Professor Shine Tu and Librarian Nicholas Stump to Publish New Work in Loyola Los Angeles Law Review

West Virginia University College of Law Professor Shine Tu and librarian Nicholas Stump co-authered a new article recently accepted for publication to Loyola of Los Angeles Law Review. The article, " Free Speech in the Balance: Judicial Sanctions and Frivolous SLAPP Suits", will appear in volume 54 of the journal.

From the abstract:

The balance between free speech and access to courts in defamation tort actions is fraught with public policy concerns. On one hand, plaintiffs should have unencumbered access to the justice system to remedy real harms brought upon them by defamatory statements. However, defamation suits should not be wielded to suppress the constitutionally protected free speech rights of news organizations and of concerned citizens that are vital for well-functioning democracies. This Article argues for a new type of remedy, namely enhanced Rule 11 attorney sanctions, such as suspension or debarment, that should be available to defendants of defamation suits brought by repeat players that use “cookie cutter” complaints. This Article specifically proposes a novel four-part test implicating use of attorney sanctions as a remedy for filing niche types of frivolous lawsuits. Per this test, a court should weigh the following factors to determine if such sanctions are warranted: (1) if the plaintiff habitually files and loses defamation-type suits to prevent protected free speech; (2) the nature of the defendant, especially if the defendant is a news organization; (3) the proportionality of the damages requested, and; (4) if a countersuit is at issue.

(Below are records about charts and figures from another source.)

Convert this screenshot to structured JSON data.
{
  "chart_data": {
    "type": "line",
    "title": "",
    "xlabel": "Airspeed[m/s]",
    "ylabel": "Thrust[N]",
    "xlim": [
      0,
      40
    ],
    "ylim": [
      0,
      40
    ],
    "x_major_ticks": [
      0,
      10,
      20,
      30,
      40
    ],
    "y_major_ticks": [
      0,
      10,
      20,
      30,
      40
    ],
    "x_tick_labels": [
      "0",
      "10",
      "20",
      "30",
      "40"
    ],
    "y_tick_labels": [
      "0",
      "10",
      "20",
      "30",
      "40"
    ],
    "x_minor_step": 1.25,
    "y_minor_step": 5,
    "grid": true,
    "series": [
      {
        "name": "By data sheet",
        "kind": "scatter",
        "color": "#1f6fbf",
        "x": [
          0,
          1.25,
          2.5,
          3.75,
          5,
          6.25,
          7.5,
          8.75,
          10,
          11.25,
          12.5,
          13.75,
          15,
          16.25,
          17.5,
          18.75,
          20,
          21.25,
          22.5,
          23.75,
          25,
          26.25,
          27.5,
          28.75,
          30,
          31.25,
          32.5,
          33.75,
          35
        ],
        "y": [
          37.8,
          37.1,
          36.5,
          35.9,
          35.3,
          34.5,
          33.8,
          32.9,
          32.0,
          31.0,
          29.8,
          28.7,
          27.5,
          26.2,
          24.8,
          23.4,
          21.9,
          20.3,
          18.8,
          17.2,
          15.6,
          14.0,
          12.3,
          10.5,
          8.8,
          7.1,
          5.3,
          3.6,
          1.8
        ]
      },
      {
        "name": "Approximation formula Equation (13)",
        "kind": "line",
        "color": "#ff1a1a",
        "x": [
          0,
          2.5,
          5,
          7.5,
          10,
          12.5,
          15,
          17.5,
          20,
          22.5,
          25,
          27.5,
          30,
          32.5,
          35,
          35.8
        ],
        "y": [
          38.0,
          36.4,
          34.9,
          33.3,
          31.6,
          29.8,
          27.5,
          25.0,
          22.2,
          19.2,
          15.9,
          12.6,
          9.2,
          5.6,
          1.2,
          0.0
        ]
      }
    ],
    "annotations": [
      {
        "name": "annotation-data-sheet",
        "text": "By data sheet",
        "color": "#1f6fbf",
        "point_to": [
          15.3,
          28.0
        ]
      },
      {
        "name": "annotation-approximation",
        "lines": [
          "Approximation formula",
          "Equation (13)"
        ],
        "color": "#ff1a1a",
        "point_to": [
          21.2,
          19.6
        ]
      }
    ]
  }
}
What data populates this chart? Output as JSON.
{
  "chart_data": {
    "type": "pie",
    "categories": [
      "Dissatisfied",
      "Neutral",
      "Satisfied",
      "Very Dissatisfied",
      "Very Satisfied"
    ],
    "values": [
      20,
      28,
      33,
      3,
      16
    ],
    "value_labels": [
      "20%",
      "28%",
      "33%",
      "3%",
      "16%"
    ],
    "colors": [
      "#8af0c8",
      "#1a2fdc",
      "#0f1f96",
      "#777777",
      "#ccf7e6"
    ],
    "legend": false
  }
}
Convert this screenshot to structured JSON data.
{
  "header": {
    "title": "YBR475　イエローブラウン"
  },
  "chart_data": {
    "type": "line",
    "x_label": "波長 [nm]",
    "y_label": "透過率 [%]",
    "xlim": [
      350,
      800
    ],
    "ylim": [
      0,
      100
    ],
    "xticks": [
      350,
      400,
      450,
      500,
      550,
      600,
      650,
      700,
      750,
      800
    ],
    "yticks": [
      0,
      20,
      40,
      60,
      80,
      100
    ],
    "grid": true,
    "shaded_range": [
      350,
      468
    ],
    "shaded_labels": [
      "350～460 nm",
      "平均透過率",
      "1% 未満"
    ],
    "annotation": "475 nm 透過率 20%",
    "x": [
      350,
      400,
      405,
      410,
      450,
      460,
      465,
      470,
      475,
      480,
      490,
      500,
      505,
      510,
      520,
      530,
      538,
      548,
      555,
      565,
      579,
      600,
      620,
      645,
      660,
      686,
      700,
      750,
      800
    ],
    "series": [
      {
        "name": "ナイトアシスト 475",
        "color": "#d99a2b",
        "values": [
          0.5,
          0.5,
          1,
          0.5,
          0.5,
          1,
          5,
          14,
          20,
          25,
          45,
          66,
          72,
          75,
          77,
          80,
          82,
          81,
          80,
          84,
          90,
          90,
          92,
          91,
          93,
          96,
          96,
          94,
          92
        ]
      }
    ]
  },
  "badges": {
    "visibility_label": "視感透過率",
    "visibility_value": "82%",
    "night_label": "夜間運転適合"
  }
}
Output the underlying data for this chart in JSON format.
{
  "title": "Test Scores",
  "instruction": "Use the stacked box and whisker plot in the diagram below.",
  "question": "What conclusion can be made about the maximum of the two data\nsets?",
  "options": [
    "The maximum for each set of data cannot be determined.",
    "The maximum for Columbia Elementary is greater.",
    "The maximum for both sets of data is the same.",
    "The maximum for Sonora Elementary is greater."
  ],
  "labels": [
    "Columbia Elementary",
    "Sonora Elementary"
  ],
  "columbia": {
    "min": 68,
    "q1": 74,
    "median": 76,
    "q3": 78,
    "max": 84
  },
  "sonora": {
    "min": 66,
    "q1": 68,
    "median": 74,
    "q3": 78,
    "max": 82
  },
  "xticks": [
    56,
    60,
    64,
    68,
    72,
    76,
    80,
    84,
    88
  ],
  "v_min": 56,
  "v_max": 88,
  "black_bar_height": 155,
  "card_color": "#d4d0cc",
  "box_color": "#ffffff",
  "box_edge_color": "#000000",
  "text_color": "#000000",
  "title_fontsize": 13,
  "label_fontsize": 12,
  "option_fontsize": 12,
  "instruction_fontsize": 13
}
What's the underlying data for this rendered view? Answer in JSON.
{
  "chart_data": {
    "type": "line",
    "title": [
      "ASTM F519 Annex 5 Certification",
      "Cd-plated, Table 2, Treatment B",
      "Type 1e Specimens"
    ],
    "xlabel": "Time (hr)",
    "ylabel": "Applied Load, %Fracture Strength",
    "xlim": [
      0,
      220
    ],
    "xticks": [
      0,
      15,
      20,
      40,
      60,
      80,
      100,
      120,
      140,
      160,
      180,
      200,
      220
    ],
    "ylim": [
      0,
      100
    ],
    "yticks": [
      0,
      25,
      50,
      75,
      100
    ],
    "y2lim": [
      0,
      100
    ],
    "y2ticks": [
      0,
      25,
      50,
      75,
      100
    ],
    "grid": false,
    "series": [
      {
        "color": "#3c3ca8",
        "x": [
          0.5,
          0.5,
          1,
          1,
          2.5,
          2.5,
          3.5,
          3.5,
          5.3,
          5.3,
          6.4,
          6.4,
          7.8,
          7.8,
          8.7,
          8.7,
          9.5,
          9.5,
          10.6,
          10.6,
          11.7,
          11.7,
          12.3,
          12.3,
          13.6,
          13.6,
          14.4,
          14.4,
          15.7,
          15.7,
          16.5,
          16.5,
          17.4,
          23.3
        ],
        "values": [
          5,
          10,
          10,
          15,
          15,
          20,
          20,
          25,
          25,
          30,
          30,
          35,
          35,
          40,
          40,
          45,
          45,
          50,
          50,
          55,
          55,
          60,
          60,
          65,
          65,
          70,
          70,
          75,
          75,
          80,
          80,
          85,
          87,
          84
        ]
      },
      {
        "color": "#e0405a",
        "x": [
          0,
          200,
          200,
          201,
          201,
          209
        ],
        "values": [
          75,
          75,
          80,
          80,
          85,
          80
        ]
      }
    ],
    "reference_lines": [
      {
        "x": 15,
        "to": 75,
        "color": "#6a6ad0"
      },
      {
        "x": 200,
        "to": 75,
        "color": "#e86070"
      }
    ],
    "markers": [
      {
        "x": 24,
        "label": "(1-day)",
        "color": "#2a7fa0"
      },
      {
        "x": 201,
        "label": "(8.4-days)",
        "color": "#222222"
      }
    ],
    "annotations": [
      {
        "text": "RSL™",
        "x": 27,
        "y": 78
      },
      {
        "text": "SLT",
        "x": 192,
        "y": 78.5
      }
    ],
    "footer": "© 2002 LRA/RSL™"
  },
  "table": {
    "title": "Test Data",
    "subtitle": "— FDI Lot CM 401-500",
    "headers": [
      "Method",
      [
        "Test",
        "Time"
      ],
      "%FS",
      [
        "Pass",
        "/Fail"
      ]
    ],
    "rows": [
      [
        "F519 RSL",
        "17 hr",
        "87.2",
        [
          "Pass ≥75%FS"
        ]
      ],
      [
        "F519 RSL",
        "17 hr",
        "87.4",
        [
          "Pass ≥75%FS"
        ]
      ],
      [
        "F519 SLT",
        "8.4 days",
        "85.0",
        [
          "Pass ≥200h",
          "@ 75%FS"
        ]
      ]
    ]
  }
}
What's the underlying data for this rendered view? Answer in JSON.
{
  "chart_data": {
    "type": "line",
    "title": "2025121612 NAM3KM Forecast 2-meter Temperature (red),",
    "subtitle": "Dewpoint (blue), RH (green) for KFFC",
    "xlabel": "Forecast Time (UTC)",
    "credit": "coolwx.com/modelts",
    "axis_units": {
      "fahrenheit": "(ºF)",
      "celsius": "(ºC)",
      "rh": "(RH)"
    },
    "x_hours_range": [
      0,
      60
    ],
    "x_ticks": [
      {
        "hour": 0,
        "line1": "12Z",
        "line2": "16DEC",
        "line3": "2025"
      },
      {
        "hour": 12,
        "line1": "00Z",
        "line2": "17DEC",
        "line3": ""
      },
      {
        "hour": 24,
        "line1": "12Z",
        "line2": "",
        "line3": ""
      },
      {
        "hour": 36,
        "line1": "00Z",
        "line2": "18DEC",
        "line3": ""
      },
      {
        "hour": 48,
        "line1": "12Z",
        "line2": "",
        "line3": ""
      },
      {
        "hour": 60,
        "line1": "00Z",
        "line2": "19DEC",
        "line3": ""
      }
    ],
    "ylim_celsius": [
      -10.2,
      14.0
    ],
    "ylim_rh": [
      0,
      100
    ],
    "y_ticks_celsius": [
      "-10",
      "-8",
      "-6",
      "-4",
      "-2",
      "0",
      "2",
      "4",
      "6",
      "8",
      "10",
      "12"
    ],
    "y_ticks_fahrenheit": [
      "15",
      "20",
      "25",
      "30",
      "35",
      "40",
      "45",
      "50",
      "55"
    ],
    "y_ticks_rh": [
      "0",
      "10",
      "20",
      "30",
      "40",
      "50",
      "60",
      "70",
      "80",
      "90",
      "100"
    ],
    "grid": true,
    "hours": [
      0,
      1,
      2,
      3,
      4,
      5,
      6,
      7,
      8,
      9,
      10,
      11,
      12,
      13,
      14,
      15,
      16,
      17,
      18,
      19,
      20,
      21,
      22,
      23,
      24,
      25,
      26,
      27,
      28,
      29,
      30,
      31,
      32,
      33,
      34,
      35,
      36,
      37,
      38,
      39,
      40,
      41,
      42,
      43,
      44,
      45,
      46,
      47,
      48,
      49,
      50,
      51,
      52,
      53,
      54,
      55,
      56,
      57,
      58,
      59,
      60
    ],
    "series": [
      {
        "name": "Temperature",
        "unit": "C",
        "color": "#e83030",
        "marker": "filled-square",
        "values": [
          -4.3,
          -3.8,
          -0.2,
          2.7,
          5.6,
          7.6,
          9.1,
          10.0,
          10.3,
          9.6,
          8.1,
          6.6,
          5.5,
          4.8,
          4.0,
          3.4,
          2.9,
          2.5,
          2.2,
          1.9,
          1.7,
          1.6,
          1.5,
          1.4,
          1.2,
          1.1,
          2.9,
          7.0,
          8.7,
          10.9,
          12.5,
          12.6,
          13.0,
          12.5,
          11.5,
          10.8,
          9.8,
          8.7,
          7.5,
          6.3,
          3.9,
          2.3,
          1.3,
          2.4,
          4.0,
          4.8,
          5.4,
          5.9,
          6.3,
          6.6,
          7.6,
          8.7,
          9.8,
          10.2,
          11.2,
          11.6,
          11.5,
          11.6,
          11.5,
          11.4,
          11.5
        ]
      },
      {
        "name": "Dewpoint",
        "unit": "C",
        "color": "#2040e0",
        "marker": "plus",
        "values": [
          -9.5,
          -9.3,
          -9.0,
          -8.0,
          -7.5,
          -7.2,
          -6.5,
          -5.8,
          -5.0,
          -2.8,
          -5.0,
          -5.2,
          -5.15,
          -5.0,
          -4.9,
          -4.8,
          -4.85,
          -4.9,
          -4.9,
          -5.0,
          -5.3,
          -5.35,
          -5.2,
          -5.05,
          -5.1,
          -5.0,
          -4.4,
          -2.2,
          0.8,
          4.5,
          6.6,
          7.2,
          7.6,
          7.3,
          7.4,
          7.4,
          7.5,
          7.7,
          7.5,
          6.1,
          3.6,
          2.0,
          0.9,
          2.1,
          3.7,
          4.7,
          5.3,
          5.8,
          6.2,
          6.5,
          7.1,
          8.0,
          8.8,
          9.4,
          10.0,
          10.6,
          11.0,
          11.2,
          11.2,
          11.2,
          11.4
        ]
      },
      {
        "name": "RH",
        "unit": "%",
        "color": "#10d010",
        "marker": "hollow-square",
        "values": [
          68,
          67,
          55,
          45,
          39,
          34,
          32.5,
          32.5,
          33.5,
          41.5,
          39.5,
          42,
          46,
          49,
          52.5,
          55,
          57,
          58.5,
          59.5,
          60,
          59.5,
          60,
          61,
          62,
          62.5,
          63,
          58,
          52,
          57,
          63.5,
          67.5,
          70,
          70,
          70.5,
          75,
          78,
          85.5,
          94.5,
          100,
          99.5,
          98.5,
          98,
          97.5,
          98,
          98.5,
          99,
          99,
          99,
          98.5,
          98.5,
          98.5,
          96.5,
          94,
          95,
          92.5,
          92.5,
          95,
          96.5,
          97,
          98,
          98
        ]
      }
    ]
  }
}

In this Article, we examine a case study in the form of a decades’ long frivolous litigation pattern exhibited by Murray Energy and Robert-Murray-as-CEO. Murray Energy has been characterized as the single largest privately owned coal corporation in the United States, and thus constitutes a prominent actor well-suited for assessing the potential strengths and weaknesses of developing this new remedy. We ultimately conclude that enhanced Rule 11 attorney sanctions, as weighed and levied vis-à-vis the proffered test, could constitute a potentially potent deterrent to frivolous lawsuits designed to inhibit the free speech of the press and of concerned citizens—which indeed occupy a crucial watchdog role in healthy democracies.